A reforma da Previdência eleva a idade mínima para aposentadoria de 62 para 64 anos até 2030 e de prolongar os anos de contribuição dos franceses para acesso à pensão integral, de 42 para 43 anos, já a partir de 2027.

A reformulação também mexe nos chamados regimes especiais —aqueles dedicados a atividades consideradas mais penosas, como as de garis, bombeiros, policiais e enfermeiros, que podem se aposentar antes das demais categorias, teriam a idade mínima elevada de 57 para 59 anos.

Segundo o governo, a reforma vai representar uma economia de 18 bilhões de euros (cerca de R$ 101 milhões). Ela representa uma aproximação da França aos parâmetros adotados por outros países da União Europeia (UE) que já elevaram suas idades mínimas de aposentadoria. Este movimento é repudiado pelos franceses, que prezam a qualidade de seu sistema público de segurança social.

A França tem o maior gasto governamental do planeta, equivalente a 55% do Produto Interno Bruto (PIB), chegando aos 60% durante o enfrentamento da pandemia, segundo dados do Fundo Monetário Internacional (FMI).

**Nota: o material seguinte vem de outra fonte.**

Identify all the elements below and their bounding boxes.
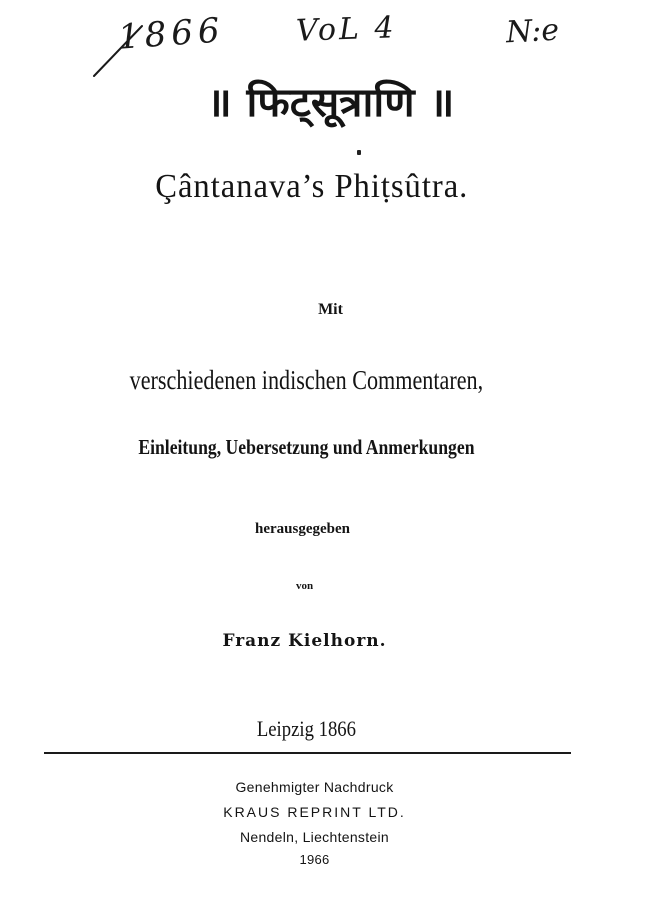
handwritten-volume: VoL 4: [295, 10, 398, 49]
subtitle-line-2: Einleitung, Uebersetzung und Anmerkungen: [138, 435, 475, 459]
handwritten-number: N:e: [505, 12, 560, 51]
von-label: von: [295, 580, 314, 592]
reprint-year: 1966: [299, 852, 330, 867]
author-name: Franz Kielhorn.: [222, 631, 387, 651]
edited-by-label: herausgegeben: [255, 521, 350, 537]
book-title: Çântanava’s Phiṭsûtra.: [155, 168, 469, 205]
reprint-notice: Genehmigter Nachdruck: [235, 779, 394, 795]
place-year: Leipzig 1866: [256, 716, 357, 741]
horizontal-rule: [44, 752, 571, 754]
sanskrit-title: ॥ फिट्सूत्राणि ॥: [206, 80, 455, 126]
print-speck: [357, 150, 361, 155]
handwritten-year: 1866: [116, 10, 226, 58]
mit-label: Mit: [318, 301, 343, 318]
reprint-publisher: KRAUS REPRINT LTD.: [223, 804, 406, 820]
reprint-location: Nendeln, Liechtenstein: [239, 829, 390, 845]
subtitle-line-1: verschiedenen indischen Commentaren,: [129, 365, 484, 395]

No Brasil, os gastos do governo são de 45%.

O gasto francês com o sistema de aposentadorias é o maior do mundo rico, atrás apenas de Itália e Grécia, e consome cerca de 14% do PIB —montante que se aproxima do desembolso brasileiro somando-se União, estados e municípios.

Em nota, a Confederação Geral do Trabalho (CGT), uma das maiores uniões sindicais do país, afirmou que foi a "luta dos trabalhadores que impediu que Borne obtivesse maioria para sua reforma de pensões" e que o recurso ao 49.3 "nos encoraja a ampliar as manifestações".